Он держал в руках рукоятку меча, выполненную в виде свернувшейся в тугую пружину змеи, просунувшей голову сквозь небольшую овальную гарду. Павел недоуменно покрутил рукоятку.
В голове вихрем проносились разрозненные мысли.
Что за странная такса, разгуливающая с рукояткой меча на шее?
Откуда она появилась в саду?
Хотя, конечно, такса могла пролезть и по водостоку…
Когда Павел припомнил, как все произошло, ему показалось, что собака вела себя так, будто специально пришла отдать ему то, что висело у нее на шее. Но откуда она пришла и кто ее послал?
Напряженно перебирая и отбрасывая возможные варианты, Павел бессознательно сдавил рукоятку в кулаке.
Беззвучно открылась пасть змеи, и из нее выскользнуло длинное, узкое лезвие, мерцающее в темноте ровным фиолетовым светом.
Павел коснулся острием меча одного из прутьев оконной решетки и, почти не прилагая никаких усилий, перерезал его. Лезвие прошло сквозь железо, оставив тонкий разрез, словно это был сыр.

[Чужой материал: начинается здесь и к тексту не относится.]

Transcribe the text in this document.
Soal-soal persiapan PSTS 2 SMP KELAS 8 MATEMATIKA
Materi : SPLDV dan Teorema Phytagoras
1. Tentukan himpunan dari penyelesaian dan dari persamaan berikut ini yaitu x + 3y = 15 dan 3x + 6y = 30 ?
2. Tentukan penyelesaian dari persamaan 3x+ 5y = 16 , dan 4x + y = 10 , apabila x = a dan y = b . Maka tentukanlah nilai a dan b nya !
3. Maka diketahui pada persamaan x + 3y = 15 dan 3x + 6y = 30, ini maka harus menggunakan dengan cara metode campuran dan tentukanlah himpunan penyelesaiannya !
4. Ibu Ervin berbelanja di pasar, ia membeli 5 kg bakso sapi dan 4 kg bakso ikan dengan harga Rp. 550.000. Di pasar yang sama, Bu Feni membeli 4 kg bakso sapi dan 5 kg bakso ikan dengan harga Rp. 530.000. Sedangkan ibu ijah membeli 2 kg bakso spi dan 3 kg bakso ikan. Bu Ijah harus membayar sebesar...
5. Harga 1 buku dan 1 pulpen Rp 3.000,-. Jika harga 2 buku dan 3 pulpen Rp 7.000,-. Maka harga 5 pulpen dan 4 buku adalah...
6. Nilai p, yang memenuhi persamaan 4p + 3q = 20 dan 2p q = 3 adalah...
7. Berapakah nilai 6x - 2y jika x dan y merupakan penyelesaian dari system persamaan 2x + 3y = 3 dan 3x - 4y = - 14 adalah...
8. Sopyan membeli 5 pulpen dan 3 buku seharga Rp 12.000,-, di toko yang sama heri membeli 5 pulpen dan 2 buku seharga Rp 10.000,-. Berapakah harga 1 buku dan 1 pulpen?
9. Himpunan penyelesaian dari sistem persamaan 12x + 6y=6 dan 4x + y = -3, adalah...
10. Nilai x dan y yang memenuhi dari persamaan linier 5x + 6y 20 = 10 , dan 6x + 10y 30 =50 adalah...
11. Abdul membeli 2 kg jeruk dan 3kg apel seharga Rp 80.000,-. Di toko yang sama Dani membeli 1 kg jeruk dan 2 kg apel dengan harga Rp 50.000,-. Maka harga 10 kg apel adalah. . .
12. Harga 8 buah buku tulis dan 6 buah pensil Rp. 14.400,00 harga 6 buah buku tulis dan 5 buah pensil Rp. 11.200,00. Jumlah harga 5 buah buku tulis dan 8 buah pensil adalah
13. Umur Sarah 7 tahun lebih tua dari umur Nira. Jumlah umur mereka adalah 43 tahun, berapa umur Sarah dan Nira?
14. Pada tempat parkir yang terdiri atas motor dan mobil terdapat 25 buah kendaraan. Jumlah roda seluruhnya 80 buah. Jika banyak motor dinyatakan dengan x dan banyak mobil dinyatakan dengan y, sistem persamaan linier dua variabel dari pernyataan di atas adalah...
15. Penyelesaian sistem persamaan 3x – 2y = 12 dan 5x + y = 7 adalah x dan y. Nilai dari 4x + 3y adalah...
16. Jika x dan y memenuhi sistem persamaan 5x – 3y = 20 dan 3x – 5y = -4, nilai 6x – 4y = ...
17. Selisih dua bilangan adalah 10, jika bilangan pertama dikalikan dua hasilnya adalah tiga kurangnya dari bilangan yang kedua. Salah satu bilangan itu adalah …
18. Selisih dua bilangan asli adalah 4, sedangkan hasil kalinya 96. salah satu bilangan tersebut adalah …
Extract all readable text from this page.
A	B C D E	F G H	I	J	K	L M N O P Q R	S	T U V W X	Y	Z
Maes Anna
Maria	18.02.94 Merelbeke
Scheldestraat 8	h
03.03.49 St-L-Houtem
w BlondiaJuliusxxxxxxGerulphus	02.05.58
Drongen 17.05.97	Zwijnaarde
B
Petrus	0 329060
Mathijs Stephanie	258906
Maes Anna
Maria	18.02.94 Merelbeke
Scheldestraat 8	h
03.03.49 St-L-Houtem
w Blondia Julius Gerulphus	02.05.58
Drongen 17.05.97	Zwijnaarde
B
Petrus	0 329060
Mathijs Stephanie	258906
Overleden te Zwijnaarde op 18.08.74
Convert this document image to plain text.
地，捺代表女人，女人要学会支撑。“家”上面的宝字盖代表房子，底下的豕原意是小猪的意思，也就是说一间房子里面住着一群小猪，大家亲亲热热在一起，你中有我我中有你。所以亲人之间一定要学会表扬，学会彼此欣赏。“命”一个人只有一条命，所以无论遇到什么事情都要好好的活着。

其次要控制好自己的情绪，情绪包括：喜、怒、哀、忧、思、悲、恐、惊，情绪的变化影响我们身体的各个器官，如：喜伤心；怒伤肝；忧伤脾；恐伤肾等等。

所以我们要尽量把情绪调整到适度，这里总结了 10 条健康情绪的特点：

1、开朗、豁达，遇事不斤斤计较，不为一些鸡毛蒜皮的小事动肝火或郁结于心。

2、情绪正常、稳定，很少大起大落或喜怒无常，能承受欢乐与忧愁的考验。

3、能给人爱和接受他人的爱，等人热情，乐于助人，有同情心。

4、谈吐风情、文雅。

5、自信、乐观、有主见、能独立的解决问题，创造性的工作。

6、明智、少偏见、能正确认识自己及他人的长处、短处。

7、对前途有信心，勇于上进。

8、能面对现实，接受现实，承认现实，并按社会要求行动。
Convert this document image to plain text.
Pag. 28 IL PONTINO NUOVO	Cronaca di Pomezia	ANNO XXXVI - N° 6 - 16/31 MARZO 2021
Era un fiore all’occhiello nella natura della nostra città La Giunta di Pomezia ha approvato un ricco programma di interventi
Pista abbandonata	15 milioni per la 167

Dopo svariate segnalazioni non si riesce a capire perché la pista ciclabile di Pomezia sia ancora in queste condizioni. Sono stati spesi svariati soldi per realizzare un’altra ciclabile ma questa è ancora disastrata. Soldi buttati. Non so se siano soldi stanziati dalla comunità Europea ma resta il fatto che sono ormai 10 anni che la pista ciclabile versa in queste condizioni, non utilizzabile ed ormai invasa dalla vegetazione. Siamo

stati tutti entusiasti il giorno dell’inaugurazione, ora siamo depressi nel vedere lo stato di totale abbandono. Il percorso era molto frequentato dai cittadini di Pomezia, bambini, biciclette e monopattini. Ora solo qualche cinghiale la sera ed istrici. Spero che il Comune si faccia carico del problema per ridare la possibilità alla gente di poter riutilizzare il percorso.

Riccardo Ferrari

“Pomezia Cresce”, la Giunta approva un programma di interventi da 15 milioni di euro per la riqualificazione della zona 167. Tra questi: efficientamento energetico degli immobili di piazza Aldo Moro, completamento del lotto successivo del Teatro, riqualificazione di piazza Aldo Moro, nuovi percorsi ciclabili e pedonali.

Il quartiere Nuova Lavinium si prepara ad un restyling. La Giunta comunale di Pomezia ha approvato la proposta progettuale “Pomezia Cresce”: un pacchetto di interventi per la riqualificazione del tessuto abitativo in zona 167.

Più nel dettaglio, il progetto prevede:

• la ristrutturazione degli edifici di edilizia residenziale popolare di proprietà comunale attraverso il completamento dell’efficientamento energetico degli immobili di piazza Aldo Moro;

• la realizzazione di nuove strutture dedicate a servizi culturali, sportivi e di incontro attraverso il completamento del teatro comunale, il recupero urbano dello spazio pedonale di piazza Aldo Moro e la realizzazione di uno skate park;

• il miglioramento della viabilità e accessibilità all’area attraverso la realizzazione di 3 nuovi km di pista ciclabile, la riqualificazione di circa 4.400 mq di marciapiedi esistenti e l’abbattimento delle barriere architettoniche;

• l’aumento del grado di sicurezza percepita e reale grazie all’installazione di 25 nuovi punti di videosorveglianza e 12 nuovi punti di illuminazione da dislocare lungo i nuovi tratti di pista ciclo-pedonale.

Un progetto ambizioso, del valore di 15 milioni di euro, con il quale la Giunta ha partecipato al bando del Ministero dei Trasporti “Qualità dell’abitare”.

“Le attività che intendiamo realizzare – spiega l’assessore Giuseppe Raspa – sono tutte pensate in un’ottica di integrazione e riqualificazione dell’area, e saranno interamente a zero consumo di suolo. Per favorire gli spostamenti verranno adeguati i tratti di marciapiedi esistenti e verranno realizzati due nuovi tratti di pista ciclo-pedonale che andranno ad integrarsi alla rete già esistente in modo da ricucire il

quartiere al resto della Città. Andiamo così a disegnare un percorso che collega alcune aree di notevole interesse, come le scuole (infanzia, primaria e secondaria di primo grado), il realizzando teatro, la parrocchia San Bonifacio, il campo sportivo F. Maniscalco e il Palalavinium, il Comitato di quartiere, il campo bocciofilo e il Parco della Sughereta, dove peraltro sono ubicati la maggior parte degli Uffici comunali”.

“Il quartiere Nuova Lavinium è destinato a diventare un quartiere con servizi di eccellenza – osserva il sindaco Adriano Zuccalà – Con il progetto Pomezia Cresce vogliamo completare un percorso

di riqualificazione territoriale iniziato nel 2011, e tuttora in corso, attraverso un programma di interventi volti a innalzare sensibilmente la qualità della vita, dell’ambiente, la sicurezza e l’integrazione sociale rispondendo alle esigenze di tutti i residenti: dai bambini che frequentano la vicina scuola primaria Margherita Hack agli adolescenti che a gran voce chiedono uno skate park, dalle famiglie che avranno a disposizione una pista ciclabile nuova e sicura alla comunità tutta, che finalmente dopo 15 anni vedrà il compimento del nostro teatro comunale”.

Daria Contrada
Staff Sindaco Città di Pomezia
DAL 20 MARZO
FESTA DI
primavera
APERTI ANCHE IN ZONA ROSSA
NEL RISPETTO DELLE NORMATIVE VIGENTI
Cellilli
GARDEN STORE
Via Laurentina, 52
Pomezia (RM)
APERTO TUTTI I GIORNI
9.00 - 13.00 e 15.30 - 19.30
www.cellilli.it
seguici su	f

Сжимая рукоятку меча, Павел почувствовал, как вытекают из него ставшие уже привычными отчаяние, безнадежность и одурь, как плечи и руки наливаются силой. Он ощутил людей, пославших этот меч и отдающих ему свои силы. Среди них был и герцог ди Катнар, и стрелок Чет из Лабора, и десятки других, которых он пока еще не знал.
Прямо сейчас Павел мог вырезать оконную решетку, выбраться во двор и, пробившись сквозь охрану замка, вырваться на свободу; он чувствовал в себе силы, знал, что способен сделать это.
Его остановила мысль о книге. Нельзя было оставлять ее в руках Глора. Кто знает, не сумеет ли Мурдок сам, без участия Павла, продолжить расшифровку? Хотя до сих пор в книге не восстановлено ни одного осмысленного фрагмента, но обрывков фраз и отдельных слов уже предостаточно. Он должен уничтожить то, что уже успел сделать.
Павел провел мизинцем по хвосту змеи, и, захлопнув пасть, змея проглотила лезвие меча.
Убрав меч под подушку, Павел впервые за много дней уснул спокойным, крепким сном, в котором не было ни центурионов, ни Мурдока, ни Глора, ни даже книги Глумза – одни облака.